Why is this important? Teams that score high tend to be the high performing teams. They also generate much higher revenues, based on Jeff’s analysis:

* Great Scrum: 400% revenue increase
* Good Scrum: 300%
* Pretty good Scrum: 150% - 200%
* ScrumButt: 0 - 35%

Jeff also compared agile to waterfall teams, suggesting high performing agile teams can outperform waterfall teams by a 5-6x margin. The problem is, contracts that are time and materials don’t reward high performance. T&M is low risk and low margin, you only get paid for the hours you put in, even when you take far less time than your competitors. Fixed price contracts aren’t any better, with vendors trying to out-discount each other. Many vendors only making money if the project is late and over budget due to change requests and building functionality that users do not want.

Thursday, May 30, 2013

Outsourcing: Scrum Best Practices

Outsourcing has long been a tool for reducing costs. Scrum changes the economics of outsourcing and helps build a strong business case for keeping development at home. If you can achieve an eighty-fold improvement in velocity with corresponding quality, why would you spend a shipload of money to set up shop in a country where labor costs are just 70% lower? However, outsourcing is a reality of the global economy and companies are going to do it. So, if you’re going to do it, don’t suck. 

Configure Your Team

Scrum has three different distribution models: isolated, overlapping and integrated. The variable in choosing the best model for your company is communication. How much will the remote teams need to coordinate with head quarters? 

Isolated Teams: In this set-up, the remote team has all the same characteristics as a functional Scrum Team. It self-organizes, is self-managed with a Scrum Master and Product owner and has all the skill sets necessary to deliver product every Sprint. What it doesn’t have is a 
relationship with the mother ship. 

There are plenty of projects where an isolated model can be used but if any part of the organization needs to coordinate with the isolated team, this set-up could be a recipe for disaster. Isolating teams often creates impediments that result in constraints, delays and bugs.  

Networked Cross Functional Teams: If project coordination is necessary, a better model is networked teams. In this configuration, individual teams still have their own responsibilities but they are networked through a Scrum of Scrums and are working from the same Backlog. This means that a Chief Product Owner is meeting as often as necessary with Scrum Masters from the remote teams. Also, all developers and designers should feel comfortable talking across teams to insure smooth integration.

Integrated Scrum Teams: The best distribution model for Scrum is to integrate individual team members in multiple locations. Integrated Scrum Teams work from the same Sprint and Product Backlog. The best practice is to have roughly half the team in one location and the other half in another so they are forced to work together across time zones and geography. It is also important to allow teams to form and gel like co-located teams. Bringing the two halves of the team together for the first few Sprints can facilitate this process.

Communicate

Distribution creates communication and coordination problems but well-designed Daily Scrum meetings and high-bandwidth tools can help close the communication gap. In the beginning bring the teams together for a few sprint so they can find a rhythm, videoconference a lot and use cloud-based tools that the entire organization knows how to operate. 

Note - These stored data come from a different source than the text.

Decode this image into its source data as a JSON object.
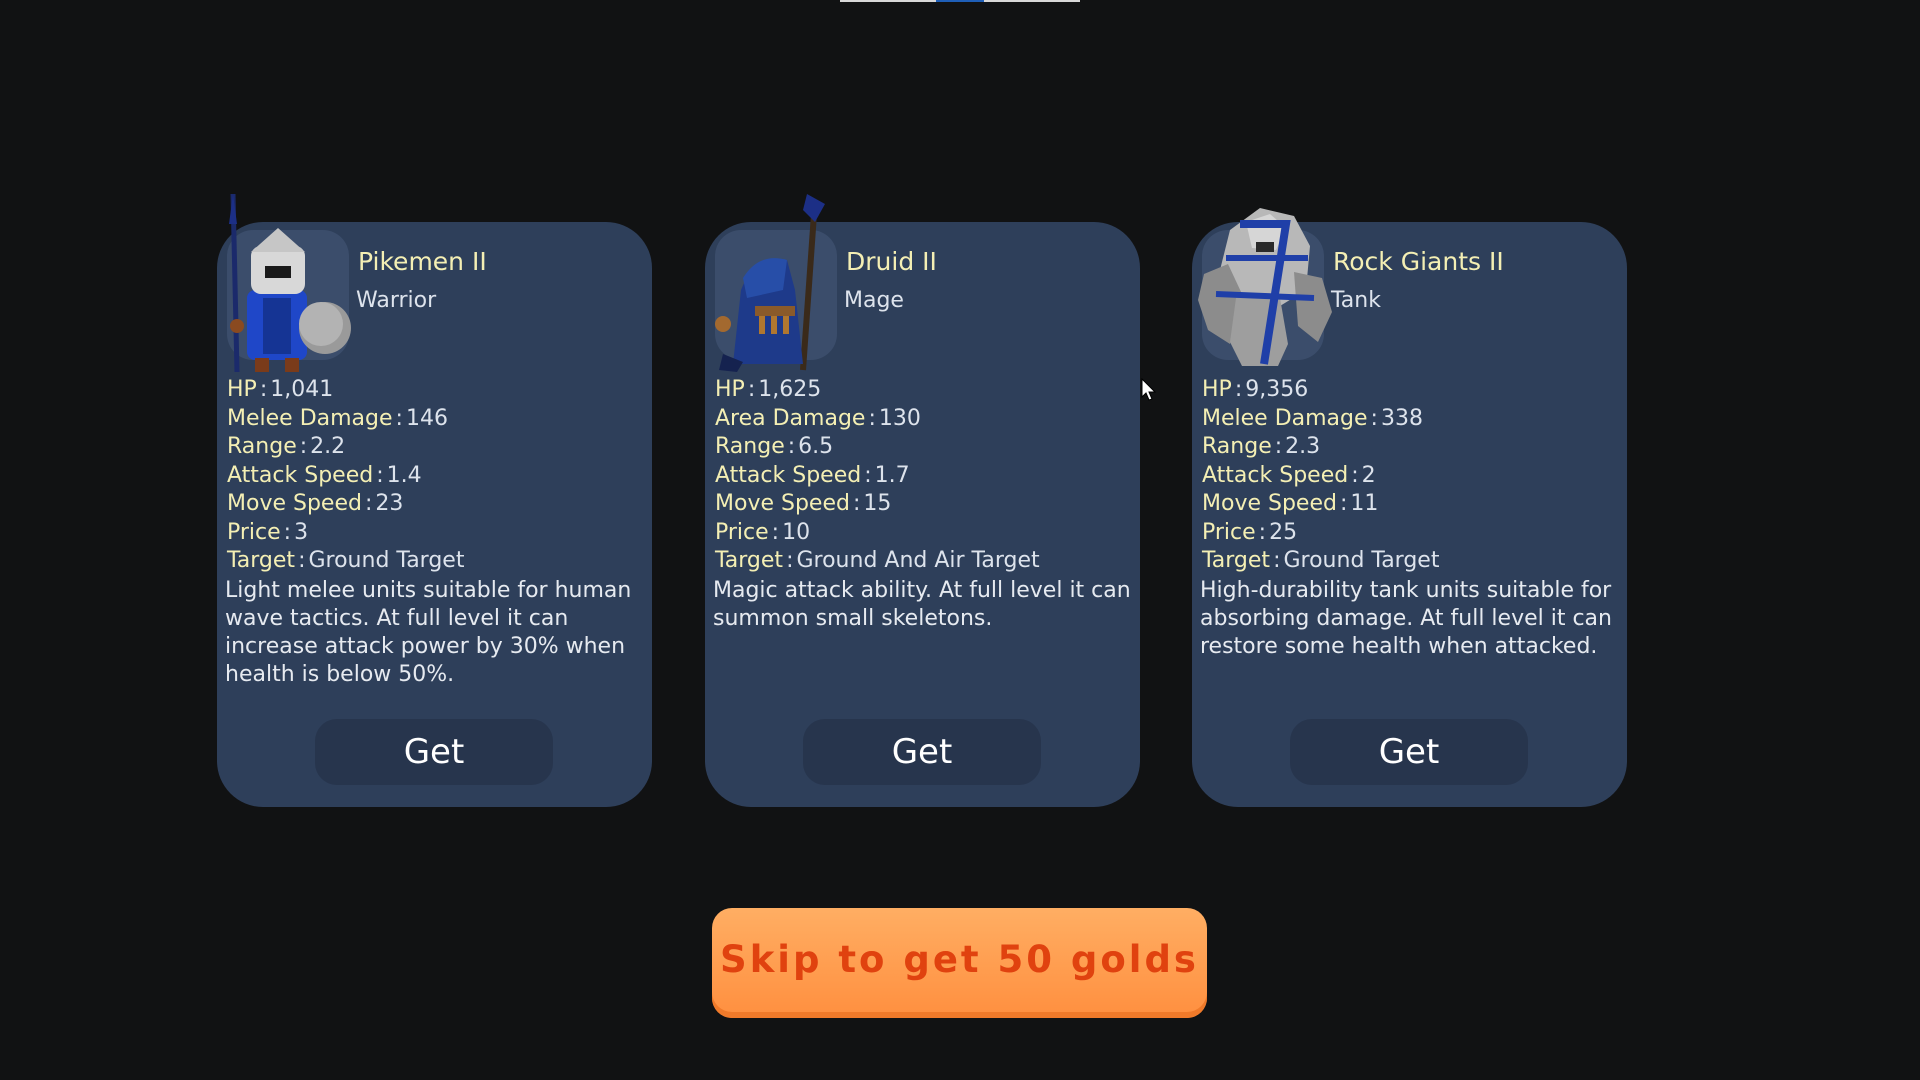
{
  "cards": [
    {
      "name": "Pikemen II",
      "role": "Warrior",
      "stats": [
        {
          "label": "HP",
          "value": "1,041"
        },
        {
          "label": "Melee Damage",
          "value": "146"
        },
        {
          "label": "Range",
          "value": "2.2"
        },
        {
          "label": "Attack Speed",
          "value": "1.4"
        },
        {
          "label": "Move Speed",
          "value": "23"
        },
        {
          "label": "Price",
          "value": "3"
        },
        {
          "label": "Target",
          "value": "Ground Target"
        }
      ],
      "description": "Light melee units suitable for human wave tactics. At full level it can increase attack power by 30% when health is below 50%.",
      "button": "Get"
    },
    {
      "name": "Druid II",
      "role": "Mage",
      "stats": [
        {
          "label": "HP",
          "value": "1,625"
        },
        {
          "label": "Area Damage",
          "value": "130"
        },
        {
          "label": "Range",
          "value": "6.5"
        },
        {
          "label": "Attack Speed",
          "value": "1.7"
        },
        {
          "label": "Move Speed",
          "value": "15"
        },
        {
          "label": "Price",
          "value": "10"
        },
        {
          "label": "Target",
          "value": "Ground And Air Target"
        }
      ],
      "description": "Magic attack ability. At full level it can summon small skeletons.",
      "button": "Get"
    },
    {
      "name": "Rock Giants II",
      "role": "Tank",
      "stats": [
        {
          "label": "HP",
          "value": "9,356"
        },
        {
          "label": "Melee Damage",
          "value": "338"
        },
        {
          "label": "Range",
          "value": "2.3"
        },
        {
          "label": "Attack Speed",
          "value": "2"
        },
        {
          "label": "Move Speed",
          "value": "11"
        },
        {
          "label": "Price",
          "value": "25"
        },
        {
          "label": "Target",
          "value": "Ground Target"
        }
      ],
      "description": "High-durability tank units suitable for absorbing damage. At full level it can restore some health when attacked.",
      "button": "Get"
    }
  ],
  "skip_button": "Skip to get 50 golds",
  "stat_separator": ":",
  "colors": {
    "background": "#111213",
    "card": "#2e3f5a",
    "stat_label": "#f4efb4",
    "skip_button": "#ff9a4a",
    "skip_text": "#e0420f"
  },
  "icons": [
    "pikeman-portrait-icon",
    "druid-portrait-icon",
    "rock-giant-portrait-icon",
    "mouse-cursor-icon"
  ]
}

Using the right configuration and tools can really improve productivity and quality of work. Scrum Inc. has helped a number of organizations achieve great results with distributed teams. However, we still recommend only outsourcing when you are looking for a skill set that isn’t readily available in your home market or if the company plans to operate in the market they are outsourcing to.